Zuständigkeit → Gerichtsstandsvereinbarung, rügelose Einlassung
Arbeitsrecht → Individualarbeitsrecht
Allgemeine Lehren → Rechtswahl

Leitsatz

Von einer rügelosen Einlassung auf das Verfahren ist auszugehen, wenn die Zuständigkeitsrüge nicht spätestens in der Stellungnahme erhoben wird, die nach dem innerstaatlichen Prozessrecht als das erste Verteidigungsvorbringen vor dem angerufenen Gericht anzusehen ist. Es ist zudem erforderlich, die Rüge in der Rechtsmittelinstanz rechtzeitig zu wiederholen.
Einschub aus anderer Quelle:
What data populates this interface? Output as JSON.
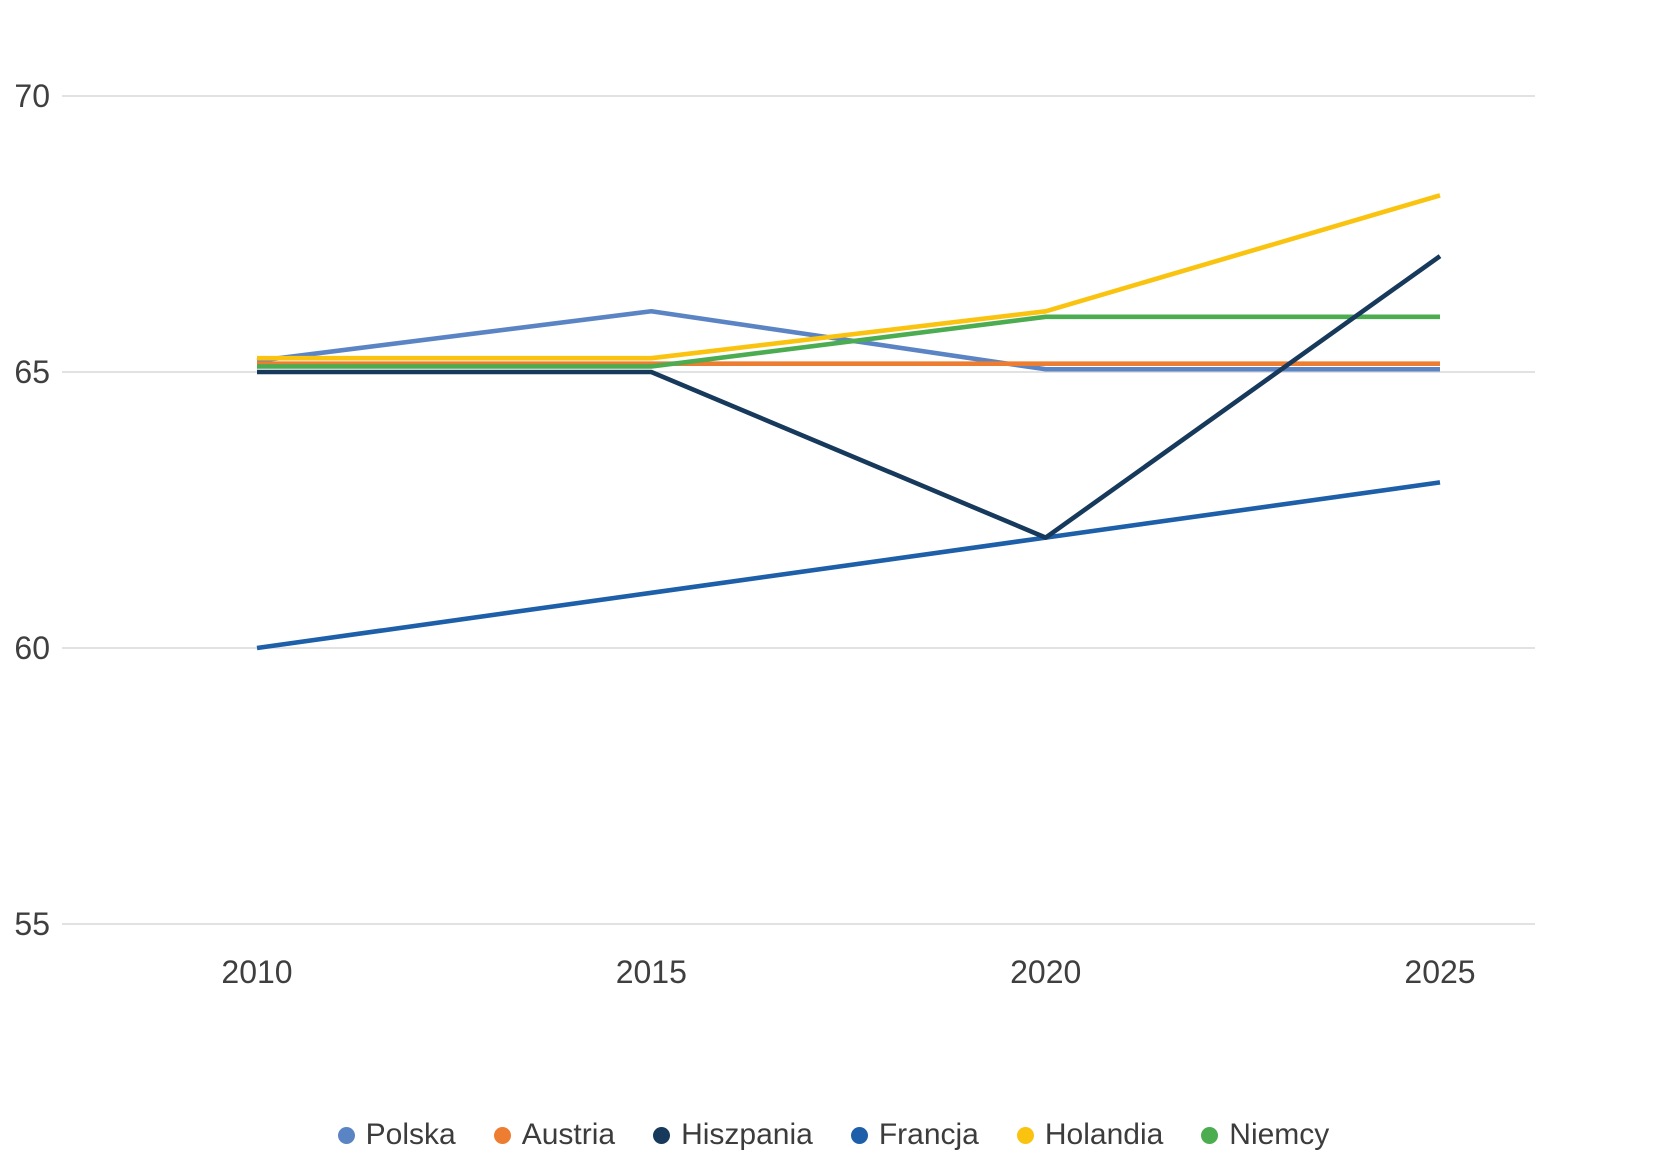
{
  "chart_data": {
    "type": "line",
    "categories": [
      "2010",
      "2015",
      "2020",
      "2025"
    ],
    "series": [
      {
        "name": "Polska",
        "color": "#5B84C4",
        "values": [
          65.2,
          66.1,
          65.05,
          65.05
        ]
      },
      {
        "name": "Austria",
        "color": "#ED7D31",
        "values": [
          65.15,
          65.15,
          65.15,
          65.15
        ]
      },
      {
        "name": "Hiszpania",
        "color": "#16395C",
        "values": [
          65.0,
          65.0,
          62.0,
          67.1
        ]
      },
      {
        "name": "Francja",
        "color": "#1E5FA9",
        "values": [
          60.0,
          61.0,
          62.0,
          63.0
        ]
      },
      {
        "name": "Holandia",
        "color": "#F9C310",
        "values": [
          65.25,
          65.25,
          66.1,
          68.2
        ]
      },
      {
        "name": "Niemcy",
        "color": "#4CAC50",
        "values": [
          65.1,
          65.1,
          66.0,
          66.0
        ]
      }
    ],
    "title": "",
    "xlabel": "",
    "ylabel": "",
    "yticks": [
      70,
      65,
      60,
      55
    ],
    "ytick_labels": [
      "70",
      "65",
      "60",
      "55"
    ],
    "ylim": [
      55,
      70
    ],
    "grid": true,
    "grid_color": "#D9D9D9",
    "tick_label_color": "#3f3f3f",
    "legend_position": "bottom",
    "legend_labels": [
      "Polska",
      "Austria",
      "Hiszpania",
      "Francja",
      "Holandia",
      "Niemcy"
    ]
  }
}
Eine stillschweigende Rechtswahl ist anzunehmen, wenn die Parteien während des Rechtsstreits im Verfahren deutlich auf eine bestimmte Rechtsordnung Bezug nehmen oder diese ihren rechtlichen Ausführungen zugrunde legen. Dies kann auch nachträglich zu einem Wechsel des Vertragsstatuts führen. [LS der Redaktion]

Rechtsnormen

BGB § 613a
EuGVVO 1215/2012 Art. 26
Rom I-VO 593/2008 Art. 4

Aus den Entscheidungsgründen:

[2] Die Revisionen des Klägers und der Beklagten zu 1. sind unbegründet ...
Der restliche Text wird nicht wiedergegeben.